İsrail’in tüm zalimliğiyle silâha davrandığı koşullarda, Filistin halkının başka bir şey yapması beklenemez. Genelde deniliyor ki, “Filistinlilerin silâhları İsrail’inkinden az, onlarla savaşmak ‘faydasız’, kullanılan roketler ‘cılız’ ya da ‘içler acısı’.” Ancak gerçeklere at gözlüğüyle bakanların bu türden ifadeleri, gerilla savaşının temel dinamiğini ve bölgenin yakın tarihini gözardı ediyor.

Filistin halkı, Güney Lübnan’ın 2000 yılında sadece eldeki silâhlı mücadele güçlerince kurtarıldığını gayet iyi biliyor: bir noktada Hizbullah’ın askerî gücü için de “cılız” dendi ve İsrail karşısında ümit vermediği iddia edildi ama Direniş, nihayetinde zafere ulaştı.

İsrail, tüm Filistinlileri “terörist” görüyor ki bu, herkesi içine alan, gayet ırkçı bir yaklaşım. Roketlerin askerî üsleri ya da sivil alanları vurup vurmaması umurunda değil İsrail’in. O, kendilerine karşı koyan herkese “terörist” diyor, direnen tüm insanları karalıyor.

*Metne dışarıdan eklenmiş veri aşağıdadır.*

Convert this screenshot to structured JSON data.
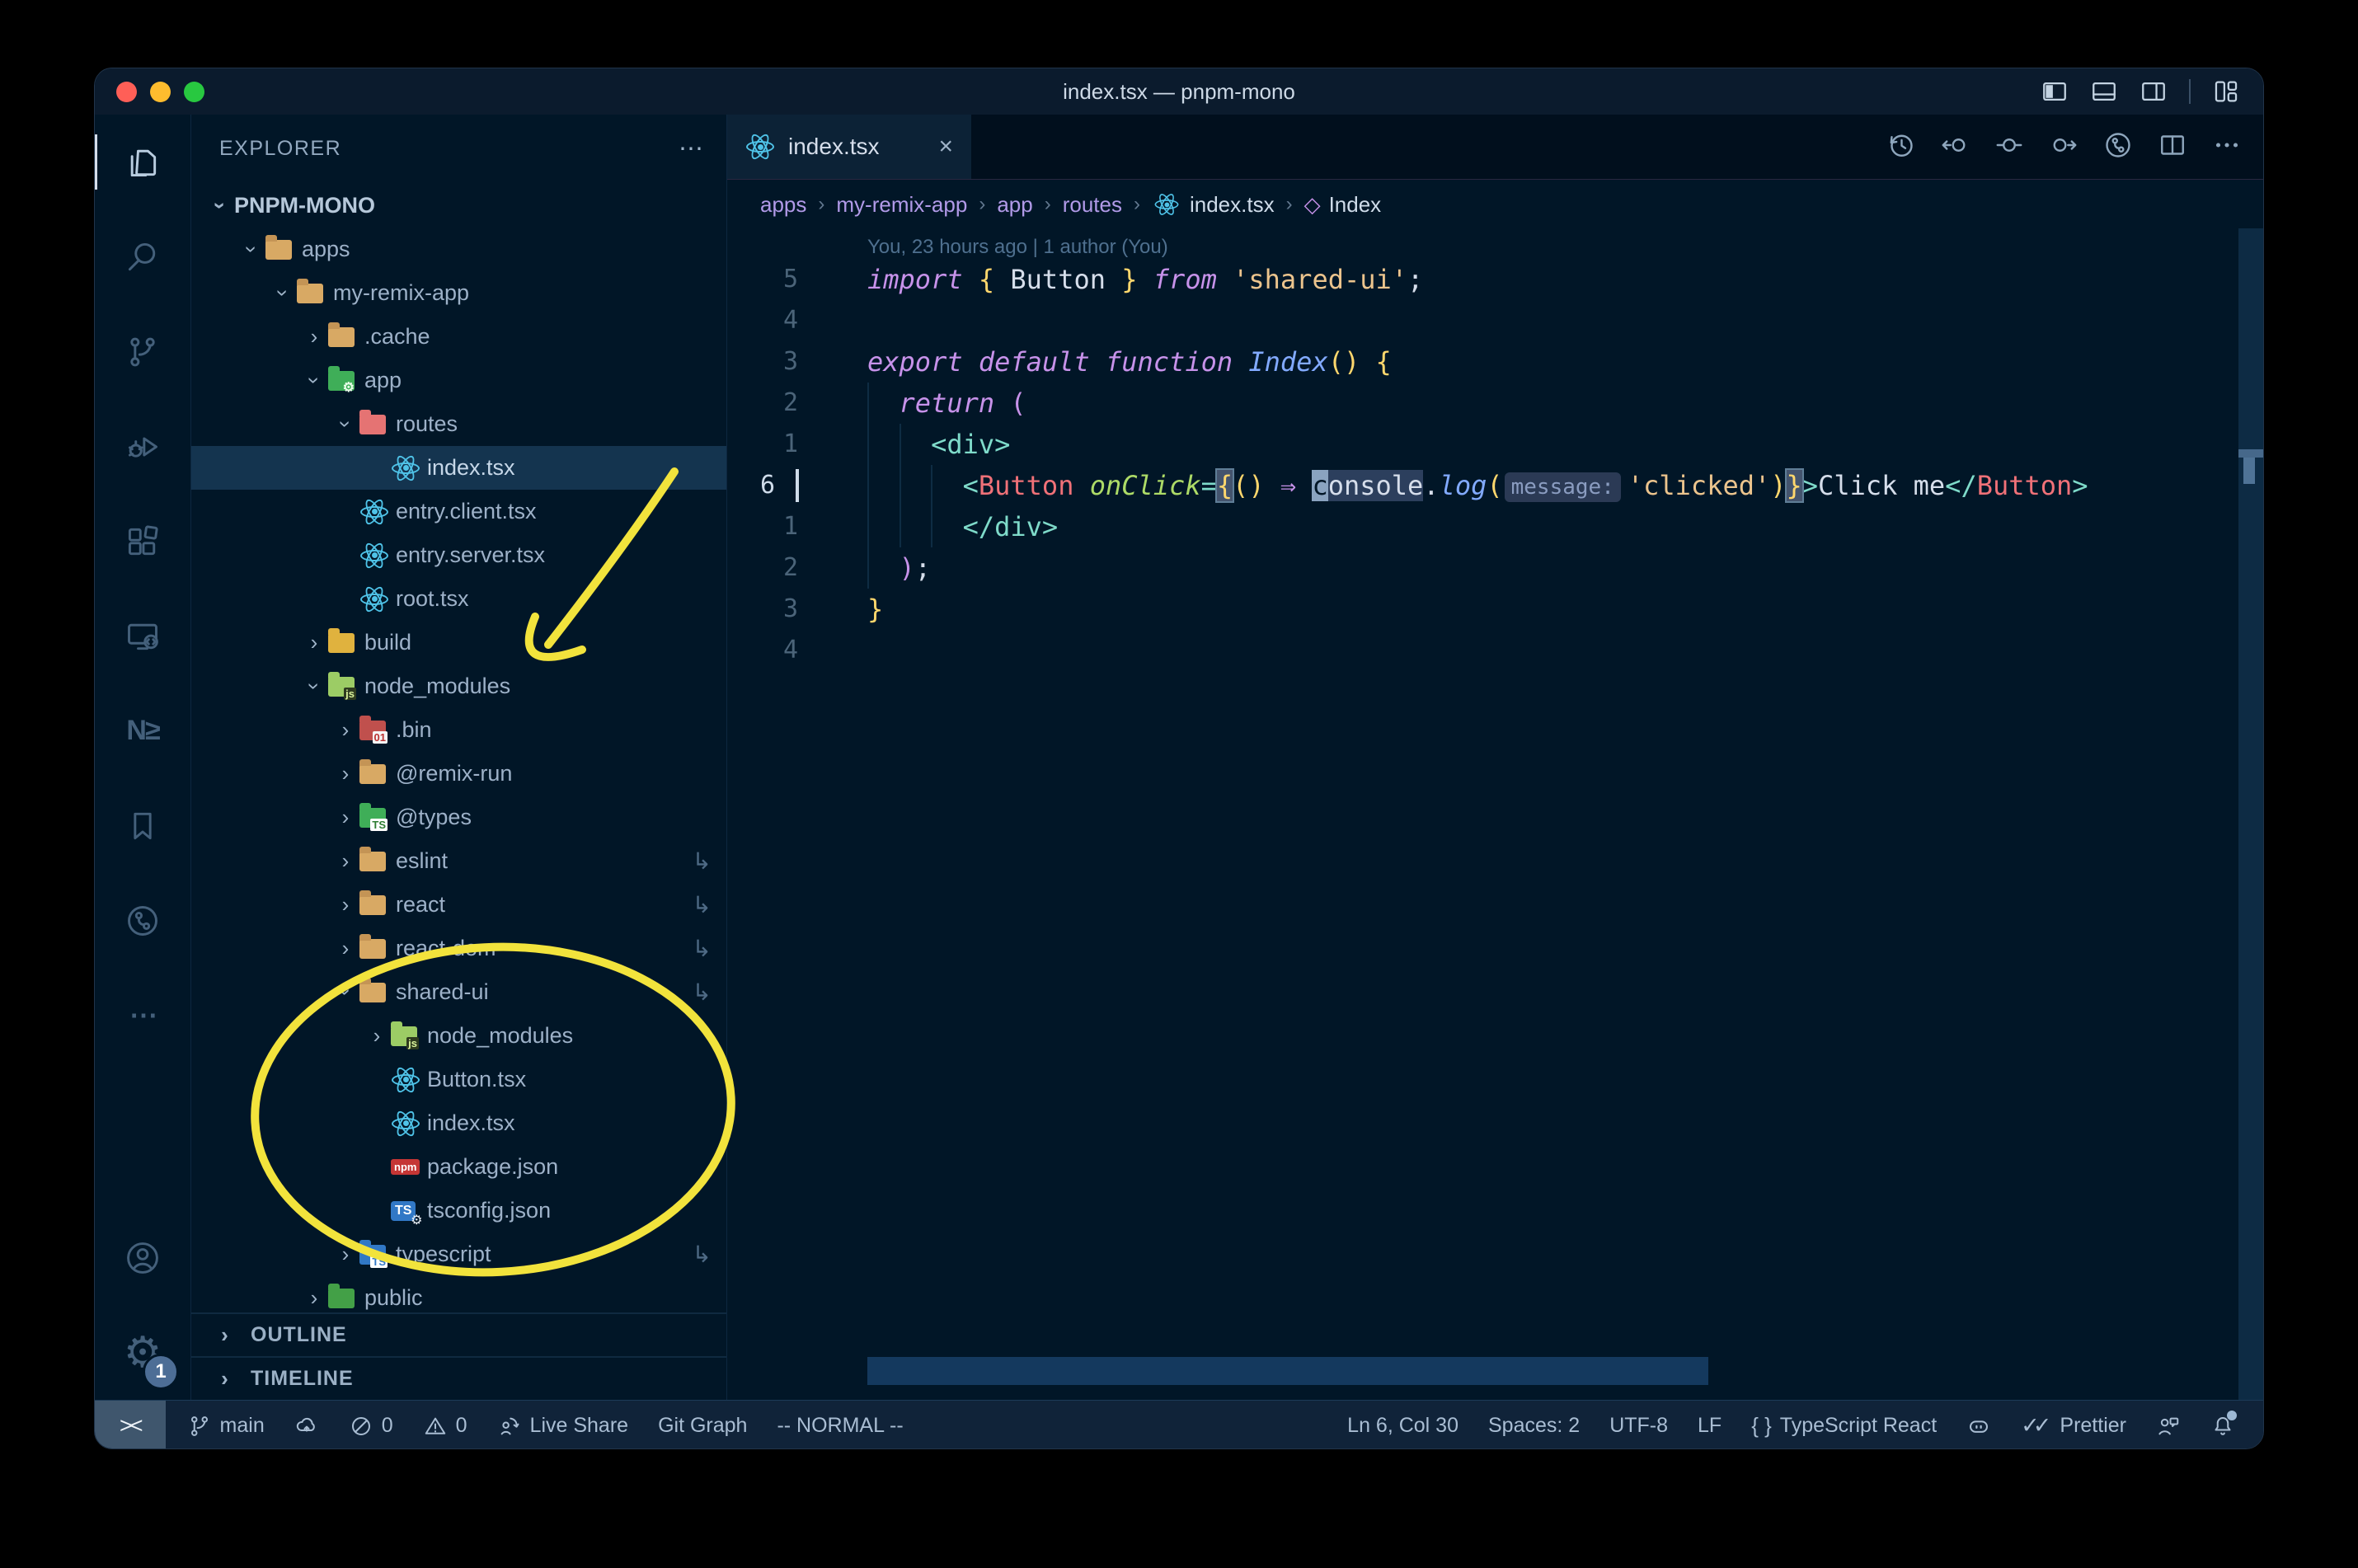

Hamas komandoları, geçen hafta Gazze’de yaşayan sivillere yönelik saldırıların gerçekleştirildiği bir İsrail askerî üssüne saldırdıklarında, bu yiğit savaşçılar da “terörist” olarak damgalanmışlardı.

Bugün silâhlı direnişin özel kimi tezahürlerinin etkililiği ve ahlâkî boyutuna dair meşru sorular soran ve eleştiriler yönelten kimi Filistinli düşünürler, yazarlar ve liderler mevcut. Bu türden soruları sormayı da gene onlara bırakalım.

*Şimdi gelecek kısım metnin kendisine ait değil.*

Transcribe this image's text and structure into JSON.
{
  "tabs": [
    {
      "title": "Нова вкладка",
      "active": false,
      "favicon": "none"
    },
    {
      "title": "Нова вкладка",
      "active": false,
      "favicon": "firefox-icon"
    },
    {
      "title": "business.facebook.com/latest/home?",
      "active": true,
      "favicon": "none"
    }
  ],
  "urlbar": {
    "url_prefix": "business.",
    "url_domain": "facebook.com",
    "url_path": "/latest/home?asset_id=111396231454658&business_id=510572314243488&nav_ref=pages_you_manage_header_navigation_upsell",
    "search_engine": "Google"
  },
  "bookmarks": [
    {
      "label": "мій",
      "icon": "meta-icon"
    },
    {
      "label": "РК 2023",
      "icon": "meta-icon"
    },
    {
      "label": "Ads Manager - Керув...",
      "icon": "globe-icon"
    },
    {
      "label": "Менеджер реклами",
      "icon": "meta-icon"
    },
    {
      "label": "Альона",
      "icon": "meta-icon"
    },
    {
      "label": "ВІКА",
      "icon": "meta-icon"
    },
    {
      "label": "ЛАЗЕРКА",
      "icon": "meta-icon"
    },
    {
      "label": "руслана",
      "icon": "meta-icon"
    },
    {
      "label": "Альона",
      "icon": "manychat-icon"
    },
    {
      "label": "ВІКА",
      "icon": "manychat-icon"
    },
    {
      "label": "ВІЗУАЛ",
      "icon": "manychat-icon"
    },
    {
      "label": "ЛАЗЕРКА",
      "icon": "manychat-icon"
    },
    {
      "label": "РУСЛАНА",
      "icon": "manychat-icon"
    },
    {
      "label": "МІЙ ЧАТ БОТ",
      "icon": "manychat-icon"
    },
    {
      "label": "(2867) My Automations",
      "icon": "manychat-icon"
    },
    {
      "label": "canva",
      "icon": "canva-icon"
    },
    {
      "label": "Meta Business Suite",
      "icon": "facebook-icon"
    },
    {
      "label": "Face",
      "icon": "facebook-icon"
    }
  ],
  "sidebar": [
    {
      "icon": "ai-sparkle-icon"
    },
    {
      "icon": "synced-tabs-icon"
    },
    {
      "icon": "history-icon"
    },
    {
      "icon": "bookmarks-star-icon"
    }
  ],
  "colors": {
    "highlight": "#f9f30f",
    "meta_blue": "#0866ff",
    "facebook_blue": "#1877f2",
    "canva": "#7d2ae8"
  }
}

Özel kimi stratejik ve taktiksel anlayışlar dışında, Filistinlilerin İsrail’e karşı mücadelede yaptıkları tercih, geçmişte olduğu gibi bugün de, direnişten yanadır. Kimsenin beyaz insanlardan silâhlanıp Gazze’de Filistinli direniş gruplarına katılmasını istemiyor; sadece Filistin halkının hakkına ve tercihine saygı duysunlar yeter: silâhlı mücadeleyi, her türlü biçimini ve uygulama hâlini içerecek biçimde, genelleştirici bir üslupla mahkûm etmeyi bırakın artık.